Notes d'application

Lieux.
Ne les indiquer que s'ils sont véritablement significatifs d'une culture, une civilisation, un pays, une histoire : L'année américaine, Petit arbre… On essaiera d'employer les formes du microthesaurus 1125 (monde) de Motbis ou les formes les plus courantes lorsqu'elles n'apparaissent pas dans le thesaurus.

Temps.
On peut donner des précisions dans le résumé, mais il est indispensable de s'en tenir à de grandes périodes. On n'utilisera les descripteurs de ce champ sémantique que lorsque le caractère historique de l'œuvre est avéré.

Le cas des animaux.
La vie animale est l'un des piliers fondateurs de la littérature jeunesse ; il serait impensable de ne pas proposer de subdivision touchant au règne animal. On pourrait même aller plus loin et se demander si le bestiaire n'est pas l'un des piliers de la littérature au sens le plus large, de l'Ancien Testament à Shakespeare. Lorsqu'il souligne l'universalité et la banalité du bestiaire, Gilbert Durand ajoute : "de toutes les images, en effet, ce sont les images animales qui sont les plus fréquentes et les plus communes. La moitié des titres pour l'enfance sont consacrés à l'animal" .
Le roman animalier ne peut en aucun cas être considéré comme un genre. Toutefois, si l'on s'en tient au premier niveau de spécification (les genres) sans utiliser les descripteurs, il paraît intéressant de préciser artificiellement que certains romans (un bon nombre, en vérité) parlent d'animaux. Ne perdons pas de vue qu'une telle décision, pour pratique qu'elle soit constitue une transgression. Il vaut mieux éviter de faire ce choix, commode mais imparfait qui met en jeu l'équilibre de tout le système.
Les histoires où il est question d'animaux peuvent toutes appartenir à un genre existant : aventure (Le livre de la jungle, Le lion, Croc-blanc), sentimental (Crin Blanc, On l'appelait Tempête), policier (Le perroquet qui bégayait)…
Il est donc préférable de préciser qu'il est question d'animaux dans le champ réservé aux descripteurs.
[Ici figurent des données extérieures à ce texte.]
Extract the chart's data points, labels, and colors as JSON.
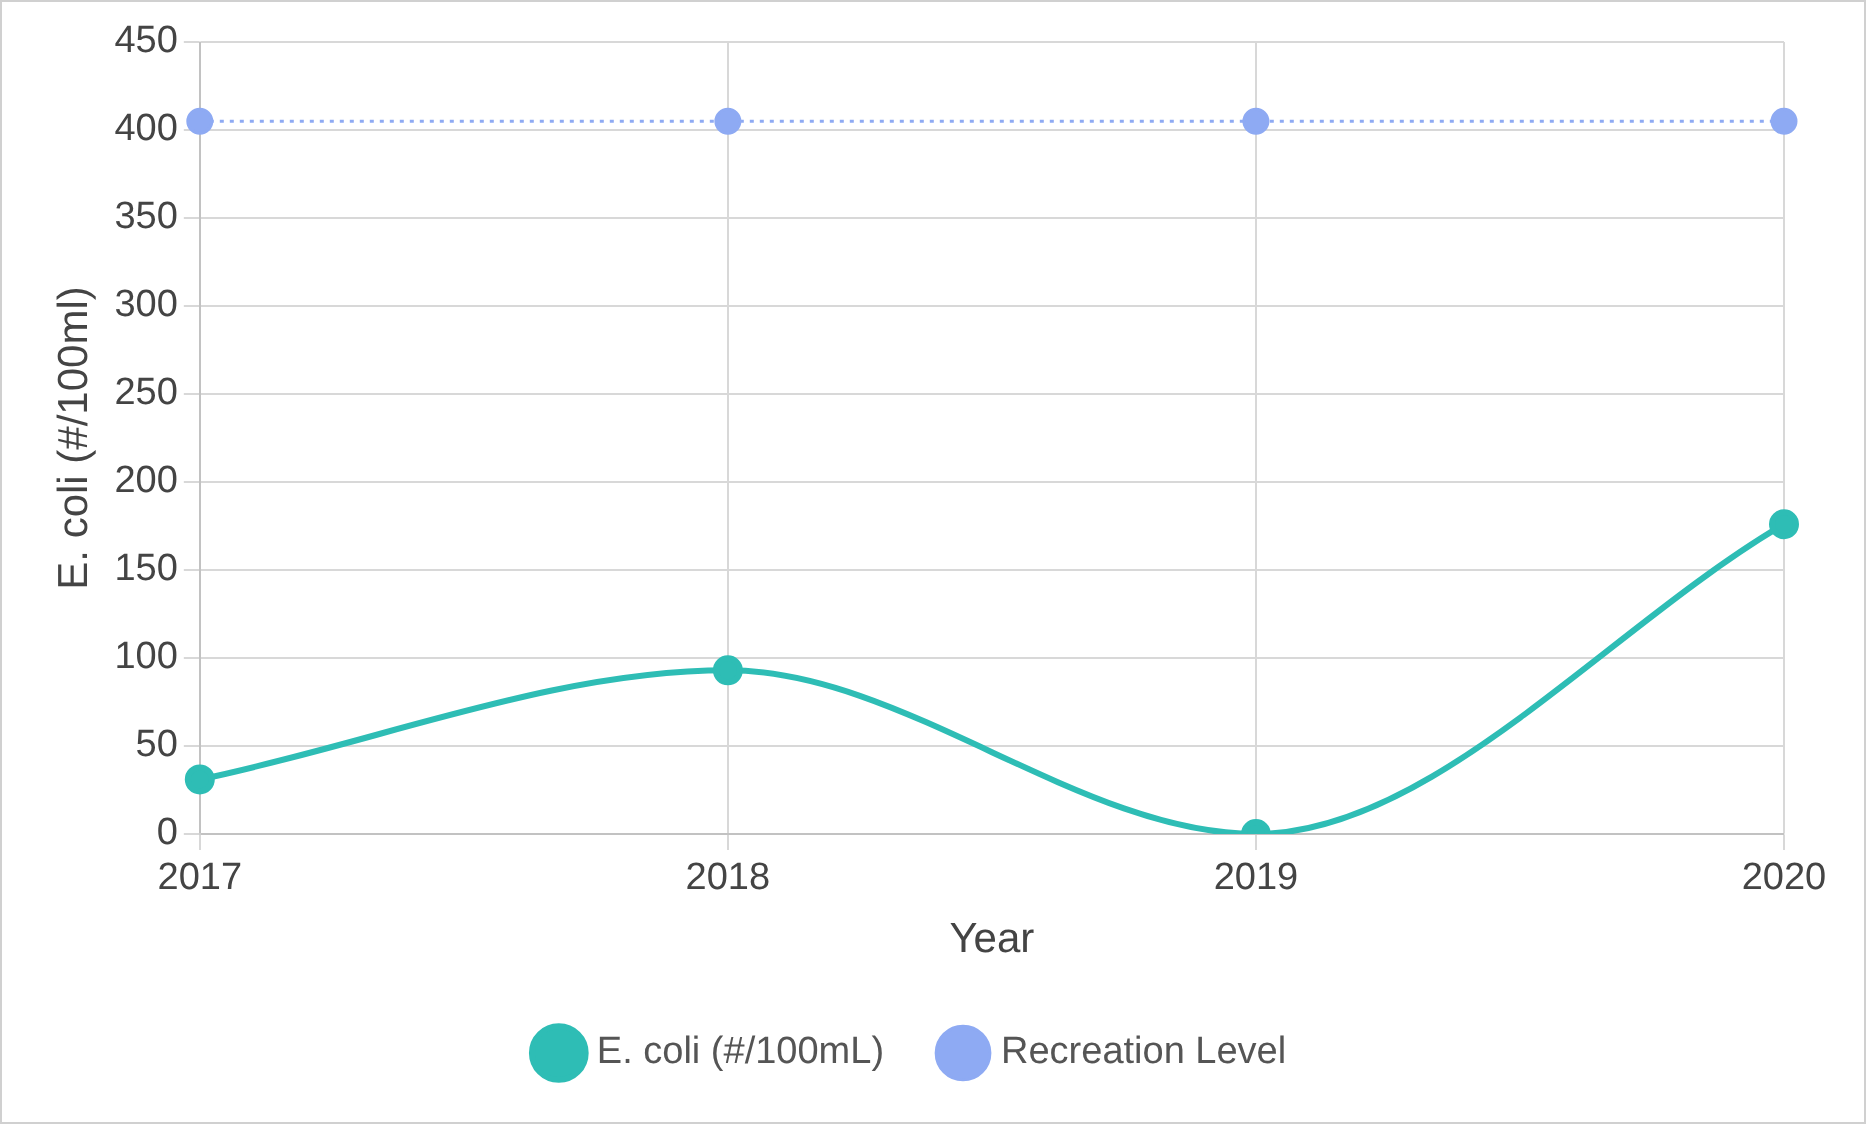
{
  "chart_data": {
    "type": "line",
    "xlabel": "Year",
    "ylabel": "E. coli (#/100ml)",
    "categories": [
      "2017",
      "2018",
      "2019",
      "2020"
    ],
    "series": [
      {
        "name": "E. coli (#/100mL)",
        "color": "#2ebdb5",
        "values": [
          31,
          93,
          0,
          176
        ],
        "line_style": "solid"
      },
      {
        "name": "Recreation Level",
        "color": "#8eaaf3",
        "values": [
          405,
          405,
          405,
          405
        ],
        "line_style": "dotted"
      }
    ],
    "ylim": [
      0,
      450
    ],
    "yticks": [
      0,
      50,
      100,
      150,
      200,
      250,
      300,
      350,
      400,
      450
    ],
    "grid": true,
    "legend": "bottom",
    "marker": "circle"
  }
}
Deux solutions sont offertes : soit on considère qu'il est indispensable de préciser de quel animal il s'agit, et dans ce cas, il devient impossible techniquement de retrouver rapidement toutes les fictions qui mettent en scène des animaux ; soit on décide d'indiquer qu'il est bien question d'animal (sauvage ou domestique) et l'on précise dans le résumé de quel animal il s'agit (uniterme singulier, de préférence). On s'en tiendra aux génériques : cheval pour poney, apaloosa… qui peuvent apparaître, à condition que le générique ait déjà été employé dans le corps du résumé. Cette deuxième solution est bien plus intéressante : il est possible de retrouver les histoires d'animaux très facilement, et la précision du résumé permet un tri à un deuxième niveau.

On obtient donc un langage documentaire dont les descripteurs couvrent délibérément un champ sémantique large (en partie parce que les termes spécifiques ont été relégués au statut de non-descripteurs), le but étant de rapprocher les œuvres et de permettre les passerelles.